The color of Earth's oceans has changed significantly over the past two decades, and these shifts are the result of human-driven climate change. They cannot be explained by natural variability alone and have affected over 56 percent of our planet's oceans, an expanse larger than the total area of land on our planet.
The color of Earth's oceans are a reflection of the organisms and minerals that lie within its waters. This means, though these color variations may appear subtle to the human eye, they undoubtedly indicate that marine ecosystems are in flux. Although what specific changes are occurring in these ecosystems aren't totally clear as of yet, the team behind the findings is certain human activity and its effects on climate are the cause.
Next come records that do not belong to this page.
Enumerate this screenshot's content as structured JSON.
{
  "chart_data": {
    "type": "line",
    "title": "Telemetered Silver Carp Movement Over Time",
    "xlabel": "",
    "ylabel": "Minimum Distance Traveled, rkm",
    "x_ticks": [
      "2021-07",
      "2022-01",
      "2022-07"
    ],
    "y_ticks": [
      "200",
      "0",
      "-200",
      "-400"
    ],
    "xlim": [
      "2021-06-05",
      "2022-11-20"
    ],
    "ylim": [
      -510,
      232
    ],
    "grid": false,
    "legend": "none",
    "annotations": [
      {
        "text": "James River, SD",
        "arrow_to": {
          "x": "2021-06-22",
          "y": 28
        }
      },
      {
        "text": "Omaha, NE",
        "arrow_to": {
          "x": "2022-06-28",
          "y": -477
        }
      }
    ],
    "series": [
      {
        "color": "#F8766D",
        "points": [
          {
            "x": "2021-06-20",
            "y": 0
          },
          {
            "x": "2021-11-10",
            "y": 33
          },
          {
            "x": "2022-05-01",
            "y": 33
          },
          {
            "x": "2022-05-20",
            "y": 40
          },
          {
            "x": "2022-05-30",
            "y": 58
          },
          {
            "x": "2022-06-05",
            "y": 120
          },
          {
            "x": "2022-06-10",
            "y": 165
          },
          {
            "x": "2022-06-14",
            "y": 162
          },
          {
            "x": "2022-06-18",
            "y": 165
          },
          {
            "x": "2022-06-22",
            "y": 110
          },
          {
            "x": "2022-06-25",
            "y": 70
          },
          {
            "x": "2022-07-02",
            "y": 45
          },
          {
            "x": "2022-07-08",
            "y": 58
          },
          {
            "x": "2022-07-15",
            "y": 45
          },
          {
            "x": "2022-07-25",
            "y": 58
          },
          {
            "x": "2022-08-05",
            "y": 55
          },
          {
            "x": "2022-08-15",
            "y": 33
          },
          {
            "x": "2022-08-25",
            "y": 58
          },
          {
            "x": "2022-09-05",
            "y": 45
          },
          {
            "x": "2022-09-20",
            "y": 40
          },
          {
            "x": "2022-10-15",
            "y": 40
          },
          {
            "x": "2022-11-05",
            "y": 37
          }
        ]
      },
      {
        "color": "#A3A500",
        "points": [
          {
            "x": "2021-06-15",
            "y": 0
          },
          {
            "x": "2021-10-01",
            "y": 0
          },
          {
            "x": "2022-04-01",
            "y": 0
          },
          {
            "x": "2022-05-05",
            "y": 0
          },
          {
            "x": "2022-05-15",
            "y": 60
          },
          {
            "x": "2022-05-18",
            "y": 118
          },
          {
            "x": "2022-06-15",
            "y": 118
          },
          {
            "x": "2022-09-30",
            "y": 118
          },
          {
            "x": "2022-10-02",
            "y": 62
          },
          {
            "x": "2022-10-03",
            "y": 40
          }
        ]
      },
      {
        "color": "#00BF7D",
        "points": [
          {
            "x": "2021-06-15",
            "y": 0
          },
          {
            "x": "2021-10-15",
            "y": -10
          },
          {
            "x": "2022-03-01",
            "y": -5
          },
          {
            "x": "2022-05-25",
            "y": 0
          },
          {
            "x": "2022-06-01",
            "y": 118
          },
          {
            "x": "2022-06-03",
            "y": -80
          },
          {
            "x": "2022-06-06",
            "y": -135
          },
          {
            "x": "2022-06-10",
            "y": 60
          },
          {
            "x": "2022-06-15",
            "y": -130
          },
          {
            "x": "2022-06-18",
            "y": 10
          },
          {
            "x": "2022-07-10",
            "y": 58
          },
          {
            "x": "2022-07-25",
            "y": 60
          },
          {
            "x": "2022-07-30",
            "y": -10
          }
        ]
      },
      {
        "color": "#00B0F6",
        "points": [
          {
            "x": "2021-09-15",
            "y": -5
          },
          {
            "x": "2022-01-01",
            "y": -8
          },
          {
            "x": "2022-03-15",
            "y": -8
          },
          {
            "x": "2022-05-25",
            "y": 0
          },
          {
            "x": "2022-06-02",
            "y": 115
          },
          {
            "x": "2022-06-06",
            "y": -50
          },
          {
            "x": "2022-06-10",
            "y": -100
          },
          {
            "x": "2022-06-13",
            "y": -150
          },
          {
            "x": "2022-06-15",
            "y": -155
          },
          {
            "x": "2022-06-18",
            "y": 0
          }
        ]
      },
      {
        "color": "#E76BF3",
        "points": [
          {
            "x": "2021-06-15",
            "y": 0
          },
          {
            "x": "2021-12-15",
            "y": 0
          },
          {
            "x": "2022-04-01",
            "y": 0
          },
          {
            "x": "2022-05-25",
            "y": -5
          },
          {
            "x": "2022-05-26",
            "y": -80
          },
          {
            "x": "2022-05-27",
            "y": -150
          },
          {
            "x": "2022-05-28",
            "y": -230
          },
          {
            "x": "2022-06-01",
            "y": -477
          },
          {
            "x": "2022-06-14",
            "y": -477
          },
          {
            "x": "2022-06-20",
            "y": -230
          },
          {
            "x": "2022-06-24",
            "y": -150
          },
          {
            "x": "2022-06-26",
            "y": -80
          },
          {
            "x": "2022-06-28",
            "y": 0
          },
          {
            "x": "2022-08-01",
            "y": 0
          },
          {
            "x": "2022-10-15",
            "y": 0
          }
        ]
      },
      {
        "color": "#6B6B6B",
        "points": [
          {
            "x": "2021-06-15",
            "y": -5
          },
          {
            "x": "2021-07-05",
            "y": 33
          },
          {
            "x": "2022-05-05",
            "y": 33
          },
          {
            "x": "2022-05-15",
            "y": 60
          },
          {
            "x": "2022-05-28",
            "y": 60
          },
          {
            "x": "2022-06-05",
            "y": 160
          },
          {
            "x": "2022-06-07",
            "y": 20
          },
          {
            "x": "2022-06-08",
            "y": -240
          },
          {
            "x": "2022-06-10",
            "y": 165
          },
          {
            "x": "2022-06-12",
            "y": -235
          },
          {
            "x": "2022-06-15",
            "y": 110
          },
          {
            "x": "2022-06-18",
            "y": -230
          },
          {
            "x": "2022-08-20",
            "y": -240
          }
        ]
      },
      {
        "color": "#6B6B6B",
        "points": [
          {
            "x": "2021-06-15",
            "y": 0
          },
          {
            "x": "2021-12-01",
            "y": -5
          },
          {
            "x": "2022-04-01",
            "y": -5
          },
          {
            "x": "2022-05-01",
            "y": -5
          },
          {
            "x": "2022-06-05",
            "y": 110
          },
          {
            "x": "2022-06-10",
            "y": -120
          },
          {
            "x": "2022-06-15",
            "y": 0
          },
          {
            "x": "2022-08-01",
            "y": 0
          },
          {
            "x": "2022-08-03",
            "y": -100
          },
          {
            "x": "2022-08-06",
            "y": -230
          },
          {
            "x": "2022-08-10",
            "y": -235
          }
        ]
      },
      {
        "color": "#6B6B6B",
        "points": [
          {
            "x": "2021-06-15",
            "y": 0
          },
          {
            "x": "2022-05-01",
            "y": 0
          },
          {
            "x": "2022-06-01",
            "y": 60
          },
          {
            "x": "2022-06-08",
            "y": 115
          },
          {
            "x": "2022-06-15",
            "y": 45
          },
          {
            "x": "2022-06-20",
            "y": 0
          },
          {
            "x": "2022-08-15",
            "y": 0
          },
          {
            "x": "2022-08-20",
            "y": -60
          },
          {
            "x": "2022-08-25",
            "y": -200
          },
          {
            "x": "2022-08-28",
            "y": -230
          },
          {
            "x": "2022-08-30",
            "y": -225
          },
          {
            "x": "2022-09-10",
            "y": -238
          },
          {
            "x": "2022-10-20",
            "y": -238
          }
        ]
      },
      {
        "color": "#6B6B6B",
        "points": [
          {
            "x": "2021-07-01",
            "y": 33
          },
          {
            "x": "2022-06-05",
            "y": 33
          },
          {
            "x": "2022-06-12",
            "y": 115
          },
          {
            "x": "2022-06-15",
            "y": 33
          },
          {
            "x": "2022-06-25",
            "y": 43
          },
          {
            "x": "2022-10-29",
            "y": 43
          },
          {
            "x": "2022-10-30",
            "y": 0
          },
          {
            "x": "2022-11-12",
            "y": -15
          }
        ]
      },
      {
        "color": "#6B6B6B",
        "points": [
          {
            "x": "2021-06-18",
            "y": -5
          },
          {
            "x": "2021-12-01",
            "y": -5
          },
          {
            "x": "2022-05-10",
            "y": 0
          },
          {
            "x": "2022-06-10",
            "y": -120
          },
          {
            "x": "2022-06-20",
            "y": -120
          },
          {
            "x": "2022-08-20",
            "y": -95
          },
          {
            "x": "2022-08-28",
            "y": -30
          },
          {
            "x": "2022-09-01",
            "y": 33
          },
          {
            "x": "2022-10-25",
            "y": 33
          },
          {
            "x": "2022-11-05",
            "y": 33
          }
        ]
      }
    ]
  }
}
"I've been running simulations that have been telling me for years that these changes in ocean color are going to happen," Stephanie Dutkiewicz, study co-author and senior research scientist from Massachusetts Institute of Technology's Department of Earth, Atmospheric and Planetary Sciences and the Center for Global Change Science, said in a statement. "To actually see it happening for real is not surprising, but frightening. And these changes are consistent with man-induced changes to our climate."
How does the ocean get its color?
The color of the ocean can be used as a gauge to assess what dwells in its upper layers. Deep blue waters, for instance, indicate an absence of life while green waters indicate the presence of plant-like microbes called phytoplankton that contain the green pigment chlorophyll.
Phytoplankton harvest sunlight and use carbon dioxide to create sugars via photosynthesis, thus forming the foundation of the oceanic food web. They're fed on by small creatures, like krill, which feed larger fish, which in turn feed seabirds and marine mammals.
Beyond feeding the oceans, this process of photosynthesis also means phytoplankton are vital in capturing and storing carbon dioxide from the atmosphere. Because carbon dioxide is a major greenhouse gas, scientists keenly monitor phytoplankton across ocean surfaces to see how colonies of this microorganism respond to climate change.
This is traditionally done by monitoring that green pigment, chlorophyll, which helps phytoplankton and plants harvest sunlight. Changes in chlorophyll can be seen in the ratio of blue versus green light reflected on the ocean surface, a balance that can be tracked with spaceborne satellites.
However, determining a climate change-driven trend solely through changes in chlorophyll would take some 30 years, experts say. So in 2019, scientists determined that by tracking smaller variations of other ocean colors as well they could cut a chunk of time off that figure to spot signals of climate change with just 20 years of monitoring.
"I thought, doesn't it make sense to look for a trend in all these other colors, rather than in chlorophyll alone?" B.B. Cael, lead author of the research and National Oceanography Center scientist, said. "It's worth looking at the whole spectrum rather than just trying to estimate one number from bits of the spectrum.
"This gives additional evidence of how human activities are affecting life on Earth over a huge spatial extent."
Viewing ocean color from space
To reach their current findings, Cael and fellow researchers analyzed ocean color measurements collected by the Moderate Resolution Imaging Spectroradiometer (MODIS) aboard the Aqua satellite.
For 21 years, MODIS has observed the oceans in seven wavelengths of light, including two wavelengths used to track chlorophyll in particular. The instrument sees the ocean as a mix of subtle wavelengths, from blue to green and even red, in contrast with the isolated azure hue our eyes have evolved to see. This means it can spot changes way too subtle to be seen by human vision alone.
Cael assessed the seven oceanic colors measured by MODIS between 2002 and 2022, observing how they shifted in individual regions during each year to get an idea of natural variation.
Zooming out on this year-by-year data then allowed the researcher to see how changes progressed over a total 20 years. This revealed to Cael a clear trend that wasn't present in simply annual variability. To determine if the trend was the result of climate change, Cael compared it to two ocean-color models. One considers the addition of greenhouse gases and the other does not.
Ultimately, the satellite data conformed to the greenhouse gas model's prediction of a 20-year trend in changes to ocean color in around half of the world's surface oceans. This showed the trend observed in MODIS was more than a random variation, and suggested a new as well as faster way to detect climate change-driven changes to marine ecosystems.
"The color of the oceans has changed, and we can't say how. But we can say that changes in color reflect changes in plankton communities that will impact everything that feeds on plankton," Dutkiewicz said. "It will also change how much the ocean will take up carbon because different types of plankton have different abilities to do that.
"So, we hope people take this seriously. It's not only models that are predicting these changes will happen. We can now see it happening, and the ocean is changing."
The team's research was published this month in the journal Nature.